In Search of Metrics.


Persuading people to trade French fries and doughnuts for kale and quinoa is much easier said than done. Market researchers in the food industry have long known that people often say they will eat healthier or exercise more but never get around to it.

The New York Times reports that participation in workplace weight management programs is surprisingly low, especially given the incidence of obesity and the fact that the programs free to employees. Despite people's best intentions, it's hard for them to change long-established behaviors.

As a result, some companies are beginning to look at more innovative methods to improve worker health (and lower health care costs). I.B.M., for example, provides rebates on health insurance premiums for completing online programs in physical activity, nutrition and preventive care, along with online support groups and monitoring. At Safeway, employees can save up to $800 on their health care contributions.
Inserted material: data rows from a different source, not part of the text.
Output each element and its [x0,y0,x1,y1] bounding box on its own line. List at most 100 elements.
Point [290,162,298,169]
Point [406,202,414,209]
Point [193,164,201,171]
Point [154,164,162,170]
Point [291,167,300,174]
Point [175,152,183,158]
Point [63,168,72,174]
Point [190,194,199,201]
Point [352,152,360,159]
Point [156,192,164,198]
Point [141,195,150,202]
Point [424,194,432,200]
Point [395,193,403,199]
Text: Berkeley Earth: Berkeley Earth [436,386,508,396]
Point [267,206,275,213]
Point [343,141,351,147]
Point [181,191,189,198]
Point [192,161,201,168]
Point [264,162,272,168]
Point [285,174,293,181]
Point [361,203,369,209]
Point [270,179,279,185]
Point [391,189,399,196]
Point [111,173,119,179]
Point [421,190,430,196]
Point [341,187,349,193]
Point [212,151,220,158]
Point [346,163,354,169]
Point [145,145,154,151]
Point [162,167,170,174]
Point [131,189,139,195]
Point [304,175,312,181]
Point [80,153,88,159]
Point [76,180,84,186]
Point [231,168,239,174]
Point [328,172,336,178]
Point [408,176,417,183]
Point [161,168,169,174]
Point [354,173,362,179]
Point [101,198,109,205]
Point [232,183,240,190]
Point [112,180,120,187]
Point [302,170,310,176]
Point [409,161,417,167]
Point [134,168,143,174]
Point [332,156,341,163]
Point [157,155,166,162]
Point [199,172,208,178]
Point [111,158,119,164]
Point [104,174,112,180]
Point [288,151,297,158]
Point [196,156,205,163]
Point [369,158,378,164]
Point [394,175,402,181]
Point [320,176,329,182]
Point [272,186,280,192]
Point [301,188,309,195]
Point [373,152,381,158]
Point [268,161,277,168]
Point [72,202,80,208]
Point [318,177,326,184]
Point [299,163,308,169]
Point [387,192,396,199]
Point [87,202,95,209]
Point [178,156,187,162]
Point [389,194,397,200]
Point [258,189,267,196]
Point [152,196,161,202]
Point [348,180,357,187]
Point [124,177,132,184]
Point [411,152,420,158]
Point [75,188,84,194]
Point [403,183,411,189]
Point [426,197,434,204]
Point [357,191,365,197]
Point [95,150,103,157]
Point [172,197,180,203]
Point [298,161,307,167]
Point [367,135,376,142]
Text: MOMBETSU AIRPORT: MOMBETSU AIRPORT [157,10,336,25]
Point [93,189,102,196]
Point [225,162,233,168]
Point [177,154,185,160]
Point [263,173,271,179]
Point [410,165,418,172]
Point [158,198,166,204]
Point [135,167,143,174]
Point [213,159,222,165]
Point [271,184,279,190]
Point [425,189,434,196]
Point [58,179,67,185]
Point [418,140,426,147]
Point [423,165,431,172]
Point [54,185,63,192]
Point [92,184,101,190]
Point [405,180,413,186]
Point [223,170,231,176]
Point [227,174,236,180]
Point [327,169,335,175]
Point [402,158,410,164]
Helen Darling, president of the National Business Group on Health, which represents large employers on health care matters, says that

A lot of us have piles in our homes and our offices that we’ll get to when we can, and changing how you eat is often a bit like that. I don’t think you could possibly overestimate how hard this stuff is.

And that made me think: why is it so tough for people to apply 5S to the information they manage? Why is it so tough for them to change work habits (e.g., not checking email all the time, using the calendar as a kanban to drive their activity, etc.) to improve the flow of the value streams in which they work? And it hit me: there's no support for these changes. In fact, the organizational inertia to keep doing things the same way fights against any effort to change.

So how can you create supports for these changes? Extrinsic incentives -- financial or otherwise -- are not a terribly good idea, as Mark Graban, John Hunter, and others (including me) have pointed out numerous times. The willingness to look for problems and the desire for kaizen has to be intrinsic.

Perhaps the answer is measurement. Maybe the key to this kind of improvement is in finding clearly understood metrics that can make the waste visible. But what are those measurements? I have some ideas that I'll share later, but I'd like to hear your thoughts. Please let me know what metrics you'd use to sustain lean in the office.